No último dia 29,  a 3º câmara de Coordenação e Revisão do Ministério Público Federal (MPF) classificou os celulares como produto essencial. Essa decisão reforça o posicionamento do Departamento de Proteção e Defesa do Consumidor do Ministério da Justiça, emitido na nota Técnica 62, em junho do ano passado. O enunciado do Ministério Público Federal poderá orientar os procuradores da república nas questões envolvendo o assunto.

De acordo com o Código de Defesa do Consumidor,  Serviço Essencial são aqueles que não podem se interrompidos em virtude de sua relevância para a sociedade. Dessa forma, o fato do celular ser considerado essencial significa para o consumidor que o aparelho deve ser trocado imediatamente ou que o valor seja restituído em espécie  ou abatido proporcionalmente em caso de um defeito não sanado.

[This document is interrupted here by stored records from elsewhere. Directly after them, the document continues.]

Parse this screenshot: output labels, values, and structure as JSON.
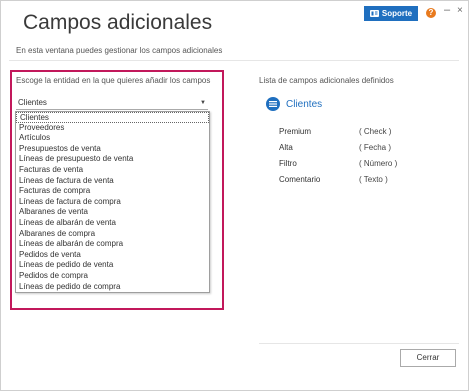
{
  "window": {
    "title": "Campos adicionales",
    "subtitle": "En esta ventana puedes gestionar los campos adicionales",
    "support_label": "Soporte",
    "help_glyph": "?",
    "minimize_glyph": "–",
    "close_glyph": "×"
  },
  "left": {
    "label": "Escoge la entidad en la que quieres añadir los campos",
    "selected_value": "Clientes",
    "options": [
      "Clientes",
      "Proveedores",
      "Artículos",
      "Presupuestos de venta",
      "Líneas de presupuesto de venta",
      "Facturas de venta",
      "Líneas de factura de venta",
      "Facturas de compra",
      "Líneas de factura de compra",
      "Albaranes de venta",
      "Líneas de albarán de venta",
      "Albaranes de compra",
      "Líneas de albarán de compra",
      "Pedidos de venta",
      "Líneas de pedido de venta",
      "Pedidos de compra",
      "Líneas de pedido de compra"
    ]
  },
  "right": {
    "label": "Lista de campos adicionales definidos",
    "entity_name": "Clientes",
    "fields": [
      {
        "name": "Premium",
        "type": "( Check )"
      },
      {
        "name": "Alta",
        "type": "( Fecha )"
      },
      {
        "name": "Filtro",
        "type": "( Número )"
      },
      {
        "name": "Comentario",
        "type": "( Texto )"
      }
    ]
  },
  "footer": {
    "close_label": "Cerrar"
  },
  "colors": {
    "accent": "#1f6fbf",
    "highlight_border": "#c2185b",
    "help": "#e87a1e"
  }
}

Entretanto,  essa decisão não agradou aos fabricantes.  A associação Brasileira de Indústria Elétrica e Eletrônica – Abinee, que representa os fabricantes de Celulares, está brigando judicialmente Contra a União por não estar de acordo coma Nota Técnica 62. A Abinee obteve liminar para suspender os efeitos da decisão até a data do julgamento do agravo.

 O relator, subprocurador-geral da República, Brasilino Pereira dos Santos, argumentou em seu voto que o celular deve ser considerado um produto essencial “devido aos elevados níveis que o uso do aparelho atingiu na atualidade, à interpretação sistemática do regime jurídico de proteção instituído pelo CDC e à necessidade de preservação dos princípios da proteção da confiança e da boa fé objetiva”.

De acordo Agência Nacional de Telecomunicações Anatel, o Brasil terminou o ano de 2010 com um total de 202,94 milhões de telefones celulares. Por outro lado, De acordo com os dados do divulgado pelo DPDC, em maio desse ano, o número de queixas sobre aparelhos de celulares nos Procons ocupa a primeira colocação em reclamações no País desde 2006, superando a soma das reclamações sobre cartões de crédito e sobre os serviços de telefonia celular.

O entendimento do Ministério Público Federal e do Departamento de Proteção e Defesa do Consumidor irá refletir no  pós-venda, forçando o setor a investir nesse atendimento, uma vez que números de reclamação evidenciam  o desrespeito das empresas pelo direito do consumidor.

Por Bianca Reis.

One comment

  1. Comprei um celular na Loja Casas Bahia da cidade de Indaiatuba, interior de SP e antes de completar um mês de uso, o celular que é da marca LG e modelo Black P970 começou a travar quando se utilizavam algumas funções, inclusive quando recebia ligações, que se trata de uma função simples do celular. Fui à loja em que comprei o aparelho e o responsável pelo setor de trocas, me disse que após 3 dias a compra, eles não poderiam fazer nada e que eu deveria ir até a assistência técnica da LG. Acreditando na informação, fui até a assistência onde meu celular ficou 10 dias para ser reparado o problema. No mesmo dia em que peguei o celular, ele começou a apresentar as mesmas falhas que antes. Voltei na loja para que eles trocasse meu celular e essa mesma pessoa me disse que desconhece dessa lei e que a política da Casas Bahia não irá trocar o meu celular se ele não permanecer no mínimo 30 dias na assistência… REVOLTADO!